他站在石桥起点,掌心还压着那道裂开的岩缝。紫电早已退去,可空气里残留的焦味仍在鼻尖盘旋。我盯着他的背影,右臂火辣辣地疼,衣袖半边焦黑,皮肉翻卷,血顺着小臂往下淌。
风没再吹起来。
刚才那一击来得太快,我甚至没看清雷弧是从哪一道缝隙窜出的。只记得它直扑无名侧翼,而我动了。

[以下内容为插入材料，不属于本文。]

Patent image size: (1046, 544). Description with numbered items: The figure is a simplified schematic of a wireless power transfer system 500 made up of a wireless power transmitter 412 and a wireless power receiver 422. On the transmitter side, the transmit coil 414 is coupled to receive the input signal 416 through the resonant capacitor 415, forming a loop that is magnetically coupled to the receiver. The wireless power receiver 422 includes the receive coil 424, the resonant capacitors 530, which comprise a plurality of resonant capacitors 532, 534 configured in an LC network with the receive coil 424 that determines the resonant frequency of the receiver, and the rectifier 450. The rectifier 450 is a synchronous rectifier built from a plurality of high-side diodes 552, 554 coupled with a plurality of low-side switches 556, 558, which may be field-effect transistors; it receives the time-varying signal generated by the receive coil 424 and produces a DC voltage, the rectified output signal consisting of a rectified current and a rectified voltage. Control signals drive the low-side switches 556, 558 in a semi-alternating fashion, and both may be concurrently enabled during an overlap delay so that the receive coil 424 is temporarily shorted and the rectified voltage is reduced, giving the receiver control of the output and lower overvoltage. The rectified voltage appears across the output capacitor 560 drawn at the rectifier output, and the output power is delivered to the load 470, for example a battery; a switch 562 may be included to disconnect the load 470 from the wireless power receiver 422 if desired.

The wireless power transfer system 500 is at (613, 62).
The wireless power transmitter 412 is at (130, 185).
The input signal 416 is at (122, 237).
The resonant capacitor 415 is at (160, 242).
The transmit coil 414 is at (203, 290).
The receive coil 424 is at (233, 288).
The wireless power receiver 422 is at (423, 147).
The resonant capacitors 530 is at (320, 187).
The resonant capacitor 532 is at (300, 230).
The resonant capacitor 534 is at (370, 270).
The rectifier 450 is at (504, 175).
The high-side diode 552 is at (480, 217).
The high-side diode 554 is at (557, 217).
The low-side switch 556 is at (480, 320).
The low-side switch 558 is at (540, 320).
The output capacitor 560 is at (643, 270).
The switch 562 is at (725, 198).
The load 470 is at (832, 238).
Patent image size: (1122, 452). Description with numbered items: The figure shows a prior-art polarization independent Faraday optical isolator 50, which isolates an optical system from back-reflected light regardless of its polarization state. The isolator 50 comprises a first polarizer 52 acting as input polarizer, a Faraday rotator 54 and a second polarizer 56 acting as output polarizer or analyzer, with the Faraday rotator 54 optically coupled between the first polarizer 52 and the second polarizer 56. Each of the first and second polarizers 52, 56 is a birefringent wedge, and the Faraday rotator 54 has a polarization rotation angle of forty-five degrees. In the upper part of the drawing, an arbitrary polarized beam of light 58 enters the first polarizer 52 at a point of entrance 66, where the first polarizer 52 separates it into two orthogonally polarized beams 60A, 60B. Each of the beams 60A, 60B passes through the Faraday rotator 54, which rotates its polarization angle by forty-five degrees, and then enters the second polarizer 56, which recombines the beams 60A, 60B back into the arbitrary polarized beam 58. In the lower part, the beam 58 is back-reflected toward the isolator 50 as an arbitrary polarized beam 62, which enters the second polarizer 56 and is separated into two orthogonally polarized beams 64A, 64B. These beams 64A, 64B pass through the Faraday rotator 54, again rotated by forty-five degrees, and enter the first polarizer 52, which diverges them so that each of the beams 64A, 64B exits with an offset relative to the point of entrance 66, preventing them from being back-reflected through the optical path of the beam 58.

他没回头看我,但我知道他在听。我能感觉到他身上传来的气息波动——比之前更沉,像是强行把某种东西压进了地底。
“阵眼……死了?”我声音有些哑。
他终于动了,单膝撑地缓缓起身,动作很慢,左臂上的伤口又裂开了,黑血顺着指尖滴落,在石板上砸出一个个深色斑点。他没答话,只是转过身,朝我走来。
脚步很重。
他在离我一步远的地方停下,目光落在我垂着的手上。然后蹲下,撕下自己衣角,一把攥住我的手腕。
“别乱动。”他说。
布条缠上手臂时勒得有点紧,我能感觉到他手指在抖,不是因为伤,而是体内压抑的东西快要撑不住了。他低头包扎,长发垂下来遮住了脸,但我看得见他脖颈上的青筋一跳一跳。
这具尸身从来不怕痛,怕的是失控。
“我不是说了能撑住?”我想笑,可刚扯动嘴角就抽了一口冷气,“不过差了一息……也差不多。”
他手顿了一下,继续绑紧最后一圈。
“你不该挡。”他声音低得几乎听不见。
“那你就会被雷锁缠住。”我盯着他,“下一波不会只有三道,是五道,而且会同时爆发。你冲得进去,但回不来。”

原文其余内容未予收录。